In what ways have scholars accounted for Pentecostals’ historical engagement in politics? In what ways can reconsiderations of Pentecostal history and Pentecostals themselves illuminate the present and future of Pentecostal political engagement? This panel offers scholarly reflections on the past impacts, current shape, and future horizons the ways Pentecostals present themselves and act politically. Panelists will consider Pentecostal relationships to the Religious Right, denominationalism, and an enduring utopian strain in religion and politics.
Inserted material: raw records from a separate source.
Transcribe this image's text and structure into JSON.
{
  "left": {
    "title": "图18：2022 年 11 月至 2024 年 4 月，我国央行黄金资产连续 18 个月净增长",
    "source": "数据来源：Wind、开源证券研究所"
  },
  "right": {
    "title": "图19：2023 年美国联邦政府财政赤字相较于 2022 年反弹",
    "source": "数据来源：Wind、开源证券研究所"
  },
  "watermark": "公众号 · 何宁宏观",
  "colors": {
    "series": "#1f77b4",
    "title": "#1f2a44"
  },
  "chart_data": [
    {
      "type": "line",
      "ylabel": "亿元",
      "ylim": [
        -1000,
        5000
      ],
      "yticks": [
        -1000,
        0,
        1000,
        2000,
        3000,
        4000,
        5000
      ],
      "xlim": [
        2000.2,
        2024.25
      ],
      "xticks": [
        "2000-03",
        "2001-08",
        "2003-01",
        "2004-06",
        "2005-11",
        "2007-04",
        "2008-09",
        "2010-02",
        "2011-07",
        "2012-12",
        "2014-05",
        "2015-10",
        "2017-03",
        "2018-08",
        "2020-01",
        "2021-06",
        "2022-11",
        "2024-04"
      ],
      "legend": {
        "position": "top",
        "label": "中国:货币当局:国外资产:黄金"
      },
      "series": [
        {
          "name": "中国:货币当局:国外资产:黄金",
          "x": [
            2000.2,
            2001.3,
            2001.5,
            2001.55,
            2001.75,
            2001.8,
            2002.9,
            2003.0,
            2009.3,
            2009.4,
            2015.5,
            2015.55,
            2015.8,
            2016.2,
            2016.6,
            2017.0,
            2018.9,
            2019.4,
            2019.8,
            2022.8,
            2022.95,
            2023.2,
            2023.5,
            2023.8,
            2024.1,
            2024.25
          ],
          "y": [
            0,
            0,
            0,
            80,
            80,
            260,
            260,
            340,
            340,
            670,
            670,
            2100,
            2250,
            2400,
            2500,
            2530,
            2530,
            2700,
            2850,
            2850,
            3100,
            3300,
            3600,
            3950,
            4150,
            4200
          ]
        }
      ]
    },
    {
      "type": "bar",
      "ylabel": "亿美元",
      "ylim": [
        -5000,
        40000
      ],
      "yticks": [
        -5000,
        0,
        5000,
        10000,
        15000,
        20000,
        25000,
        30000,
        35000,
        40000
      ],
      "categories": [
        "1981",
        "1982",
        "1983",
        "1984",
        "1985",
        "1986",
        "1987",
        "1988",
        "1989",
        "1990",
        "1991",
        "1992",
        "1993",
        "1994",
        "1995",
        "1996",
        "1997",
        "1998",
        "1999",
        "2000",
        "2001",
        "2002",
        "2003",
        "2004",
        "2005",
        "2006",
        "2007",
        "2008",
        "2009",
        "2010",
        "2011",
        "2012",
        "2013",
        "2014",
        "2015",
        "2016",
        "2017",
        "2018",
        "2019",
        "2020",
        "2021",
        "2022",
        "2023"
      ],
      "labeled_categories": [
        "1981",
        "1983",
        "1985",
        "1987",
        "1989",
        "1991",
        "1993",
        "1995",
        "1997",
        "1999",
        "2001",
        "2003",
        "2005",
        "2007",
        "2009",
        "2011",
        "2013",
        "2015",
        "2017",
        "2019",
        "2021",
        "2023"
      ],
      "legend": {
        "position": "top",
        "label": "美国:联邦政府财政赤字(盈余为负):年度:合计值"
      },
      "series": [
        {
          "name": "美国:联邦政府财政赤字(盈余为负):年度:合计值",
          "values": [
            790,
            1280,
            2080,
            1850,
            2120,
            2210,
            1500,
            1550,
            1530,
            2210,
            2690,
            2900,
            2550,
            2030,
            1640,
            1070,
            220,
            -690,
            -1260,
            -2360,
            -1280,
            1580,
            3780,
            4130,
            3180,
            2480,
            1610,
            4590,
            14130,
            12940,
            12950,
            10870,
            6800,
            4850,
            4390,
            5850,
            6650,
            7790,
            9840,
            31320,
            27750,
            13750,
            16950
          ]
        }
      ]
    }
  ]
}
Tying these papers together is an enduring concern for the dynamic nature of Pentecostalism and its changing forms in US politics.
Religious identity has long been shown to shape political attitudes in the United States, with Evangelical or Born-Again Christians often treated as a single political category. Yet emerging evidence suggests that charismatic and Pentecostal beliefs increasingly characterize the future demographic profile of American evangelicalism. Drawing on original survey research conducted in cooperation with the Public Religion Research Institute, this paper parses charismatic identity from broader evangelical affiliation by measuring charismatic practices such as prophecy, divine healing, and speaking in tongues. Using insights from Social Identity Theory (SIT) and Self-Categorization Theory (SCT), the study analyzes how charismatic practices contribute to the development of group consciousness and political attitudes. Across three national surveys conducted in 2023 and 2024, charismatic respondents emerge as younger and more racially diverse than non-charismatic evangelicals while also exhibiting distinctive perceptions of cultural threat and democratic authority—patterns that are critical for understanding the political future of Pentecostal and charismatic Christianity.
This paper explores the relationship between the discipline of American history and the study of Pentecostalism, particularly as it relates to the literature on the rise of the Religious Right and conservative evangelical Christianity. Since the 1990s, but accelerating since the presidency of George W. Bush, historians have turned their attention to the emergence of the Religious Right and the politicization of evangelical Christianity across the twentieth and twenty-first centuries. Yet, Pentecostals and charismatics, with a few notable exceptions, have remained marginal figures within this broader historiographical turn. It examines this absence with particular attention to the writing and development of two fields: how the study of the Religious Right took place within the American historical profession and how American Pentecostal historiography emerged with a distinct reluctance to engage in political questions.
This paper argues for describing the Pentecostal doctrine of divine healing as inherently utopian. Beginning with the historical account of Zion City, a failed Pentecostal utopia, this paper traces an aesthetic representation of healing that sought racial equality and yet was vulnerable to white supremacy. This vulnerability culminated in the fatal exorcism of Letitia Greenhaulgh, a resident suffering from paralysis. An application of Fredric Jameson’s theory of utopia reveals Zion’s ambiguous relationship to race as ideological. After examining prominent anti-utopian political theory of the 20th century, the paper demonstrates the impossibility of completely affirming or negating Pentecostalism’s Utopianism. The conclusion urges future representations of Pentecostalism to recognize the presence of healing ideology in the movement to best account for its past and future relationship to democracy.